My cat Margot has started following my husband and I when we go out. It's worst when we take the dog out, she drives the dog to distraction, so you're pretty much dragging him around, and it also means that he can't go to the park because it means crossing a main road. Our other cat follows us to the end of the jitty where we live, but Margot will literally follow us anywhere. My husband walked the dog to pick me up from work one evening and the cat followed him all the way there (through the town, over a main road). By the time she got to where I work she was totally lost and started yowling.

She won't let us pick her up when we're outside because she knows we'll take her indoors. When we take the dog out she bolts out of the cat flap before we can lock it. Now, we either have to coax her into a room so we can lock her in for a bit or one of us will distract her while the other leaves or takes the dog out. She's generally has good road sense but bolts about when she is trying to wind up the dog. 

Has anyone experienced this before? Is there anything I can do? We think she came a little unhinged when our old cat died, they were really close and now she's very clingy to us. I think she needs a companion but I don't think I can fit another pet in the house. 

Any advice will be appreciated.


----------



## Miss-Meow (Sep 13, 2009)

Ooh an interesting problem! I can only think of two things really.

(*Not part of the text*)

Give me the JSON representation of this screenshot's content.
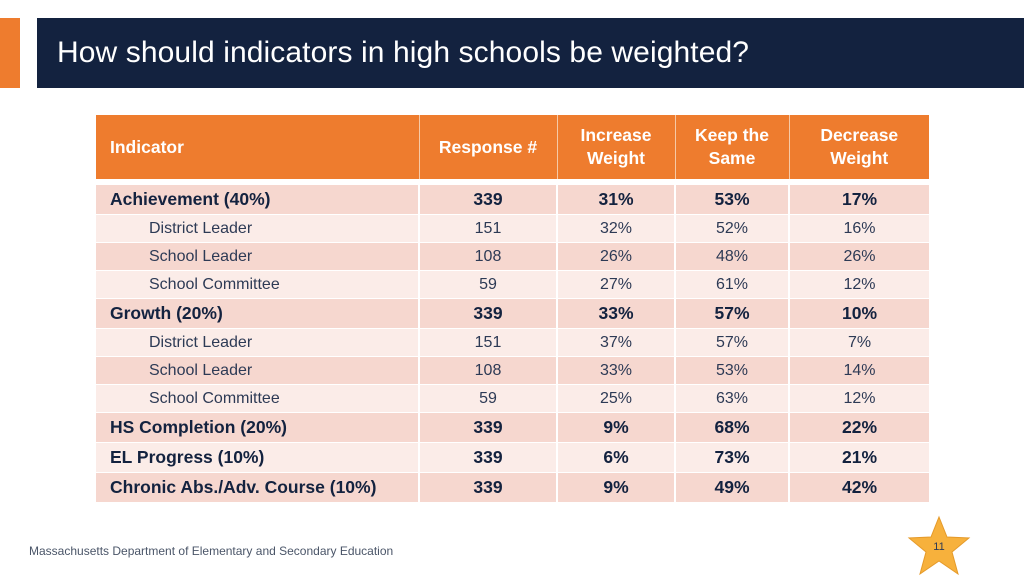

Keeping her in. You lock the cat flap before you get the dog excited about going out. Don't make a show of it. just covertly go and lock it. Then take the dog out. Or maybe even put her in a room to herself while you go out. She might yowl and scratch and cry a bit and it's not ideal but after noticing her human isn't coming back chances are she'll settle down.

Or.. you take her with you. Introduce her to a cat harness and see if she'll walk with you. I'm not really sure if that would work but she seems keen to go with you, so why not let her in a safe way? (Providing she doesn't upset the dog too much)?

I can't really think of anything else no doubt some one will be a long with more advice for you soon !


----------



## JoWDC (Jan 11, 2009)

Miss-Meow said:


> Ooh an interesting problem! I can only think of two things really.
> 
> Keeping her in. You lock the cat flap before you get the dog excited about going out. Don't make a show of it. just covertly go and lock it. Then take the dog out. Or maybe even put her in a room to herself while you go out. She might yowl and scratch and cry a bit and it's not ideal but after noticing her human isn't coming back chances are she'll settle down.
> 
> ...


I was going to suggest the lead as well - if she wants to go for a walk with you, take her.


----------



## lizward (Feb 29, 2008)

I have had several cats that followed me - at one time I used to regularly go for walks with four of them. Your solution is simple - if you can't safely walk the cat with the dog, you will simply have to shut the cat up before you walk the dog.

Liz


----------



## ophelia (Feb 11, 2009)

thankyou all for your advice. We have considered a harness, maybe for when she follows us without the dog. We usually do lock the cat flap, but sometimes she's already outside. 

I think it will have to be about managing the situation, as she is fine the rest of the time. I don't want to lose her on the road, so if it means locking her up a few times a day while the dog gets walked then so be it.


----------



## aurora (Aug 16, 2008)

our cat comes for a walk also, it's quite funny really me walking 3 terriers and a cat as well following, it's given the neighbours a laugh any way.


----------



## Lulu's owner (May 1, 2009)

I sometimes have this problem with my cats and have to pick them up and put them back in the house for their own safety. However, what sometimes works is to walk quietly and in total silence, cross to the other side and don't look back at them, just completely ignore them, then with any luck, and specially if someone passes by and makes a noise or they get slightly alarmed in some other way, they will forget about you and disappear back homewards. Like I say, sometimes it works, sometimes it doesn't.


----------



## dharma66 (Oct 25, 2009)

Our neighbours cat used to follow them when dog walking. Fortunately, there were only very quiet roads involved.

Tis is especially fortunate as the cat also used to jump onto the car when they drove off the driveway! It usually jumped off at the end of the road, but a couple of times they were surprised to find the cat on the car roof when they got out at the shops!

There are a few stories about this cat...


----------



## ShannonLouise. (Feb 2, 2009)

I had this problem with my cat Tommy! He would follow me to the top of our estate on the way to school but id have to shoo him away and i felt soo horrible  He got run over at 9months in January though


----------